Corticobasal degeneration. Corticobasal degeneration results from atrophy of multiple areas of the brain, including the cerebral cortex and the basal ganglia. Initial symptoms may first appear on one side of the body, but eventually affect both sides. Symptoms are similar to those found in PD, including rigidity, impaired balance and coordination, and dystonia. Other symptoms may include cognitive and visual-spatial impairments, apraxia (loss of the ability to make familiar, purposeful movements), hesitant and halting speech, myoclonus (muscular jerks), and dysphagia (difficulty swallowing). Unlike PD, corticobasal degeneration usually does not respond to medication.
Multiple system atrophy. Multiple system atrophy (MSA) refers to a set of slowly progressive disorders that affect the central and autonomic nervous systems. MSA may have symptoms that resemble PD. It also may take a form that primarily produces poor coordination and slurred speech, or it may have a mixture of these symptoms. Other symptoms may include breathing and swallowing difficulties, male impotence, constipation, and urinary difficulties. The disorder previously called Shy-Drager syndrome refers to MSA with prominent orthostatic hypotension — a fall in blood pressure every time the person stands up. MSA with parkinsonian symptoms is sometimes referred to as striatonigral degeneration, while MSA with poor coordination and slurred speech is sometimes called olivopontocerebellar atrophy.
Dementia with Lewy bodies. Dementia with Lewy bodies is a neurodegenerative disorder associated with abnormal protein deposits (Lewy bodies) found in certain areas of the brain. Symptoms can range from traditional parkinsonian symptoms, such as bradykinesia, rigidity, tremor, and shuffling gait, to symptoms similar to those of Alzheimer's disease. These symptoms may fluctuate, or wax and wane dramatically. Visual hallucinations may be one of the first symptoms, and patients may suffer from other psychiatric disturbances such as delusions and depression. Cognitive problems also occur early in the course of the disease. Levodopa and other antiparkinsonian medications can help with the motor symptoms of dementia with Lewy bodies, but they may make hallucinations and delusions worse.

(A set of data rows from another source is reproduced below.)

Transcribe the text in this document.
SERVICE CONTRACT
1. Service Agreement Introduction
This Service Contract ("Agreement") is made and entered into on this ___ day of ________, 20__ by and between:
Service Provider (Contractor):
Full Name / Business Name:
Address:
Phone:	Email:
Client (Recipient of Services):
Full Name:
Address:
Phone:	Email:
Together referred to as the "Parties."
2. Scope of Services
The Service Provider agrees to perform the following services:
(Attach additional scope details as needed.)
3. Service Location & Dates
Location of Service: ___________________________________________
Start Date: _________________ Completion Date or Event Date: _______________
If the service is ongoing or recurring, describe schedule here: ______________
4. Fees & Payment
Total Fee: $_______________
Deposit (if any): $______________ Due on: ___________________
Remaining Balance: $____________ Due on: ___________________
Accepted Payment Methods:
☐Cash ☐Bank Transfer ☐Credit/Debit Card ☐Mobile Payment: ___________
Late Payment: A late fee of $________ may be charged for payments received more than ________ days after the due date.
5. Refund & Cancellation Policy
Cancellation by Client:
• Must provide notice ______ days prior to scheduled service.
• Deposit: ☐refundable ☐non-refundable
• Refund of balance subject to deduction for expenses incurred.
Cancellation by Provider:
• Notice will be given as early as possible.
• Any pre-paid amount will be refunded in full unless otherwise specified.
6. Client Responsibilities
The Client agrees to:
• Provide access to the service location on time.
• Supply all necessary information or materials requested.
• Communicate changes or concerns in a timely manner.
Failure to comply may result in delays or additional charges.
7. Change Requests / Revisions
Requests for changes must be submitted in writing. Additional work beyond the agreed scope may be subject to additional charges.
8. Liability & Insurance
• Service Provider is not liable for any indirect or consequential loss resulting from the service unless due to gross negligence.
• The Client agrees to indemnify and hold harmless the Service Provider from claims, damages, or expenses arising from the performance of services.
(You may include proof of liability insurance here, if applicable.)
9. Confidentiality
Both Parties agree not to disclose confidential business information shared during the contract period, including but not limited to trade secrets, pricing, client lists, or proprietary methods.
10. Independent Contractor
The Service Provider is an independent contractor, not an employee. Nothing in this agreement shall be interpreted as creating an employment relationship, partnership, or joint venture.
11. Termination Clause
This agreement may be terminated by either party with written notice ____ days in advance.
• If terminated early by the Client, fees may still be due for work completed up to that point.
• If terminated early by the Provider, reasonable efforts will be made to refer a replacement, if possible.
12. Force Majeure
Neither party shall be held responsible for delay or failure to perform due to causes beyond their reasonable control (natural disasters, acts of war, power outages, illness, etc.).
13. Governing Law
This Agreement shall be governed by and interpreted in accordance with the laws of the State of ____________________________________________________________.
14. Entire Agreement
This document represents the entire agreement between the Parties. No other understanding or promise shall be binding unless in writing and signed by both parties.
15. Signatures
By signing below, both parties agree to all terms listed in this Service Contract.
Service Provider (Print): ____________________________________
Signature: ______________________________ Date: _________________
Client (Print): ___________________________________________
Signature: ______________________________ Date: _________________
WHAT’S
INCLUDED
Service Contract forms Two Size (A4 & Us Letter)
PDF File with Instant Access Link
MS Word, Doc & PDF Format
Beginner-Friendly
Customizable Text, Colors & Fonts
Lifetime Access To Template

Parkinsonism accompanying other conditions. Parkinsonian symptoms may also appear in patients with other, clearly distinct neurological disorders such as Wilson's disease, Huntington's disease, Alzheimer's disease, spinocerebellar ataxias, and Creutzfeldt-Jakob disease. Each of these disorders has specific features that help to distinguish them from PD.
MSA, corticobasal degeneration, and progressive supranuclear palsy are sometimes referred to as "Parkinson's-plus" diseases because they have the symptoms of PD plus additional features.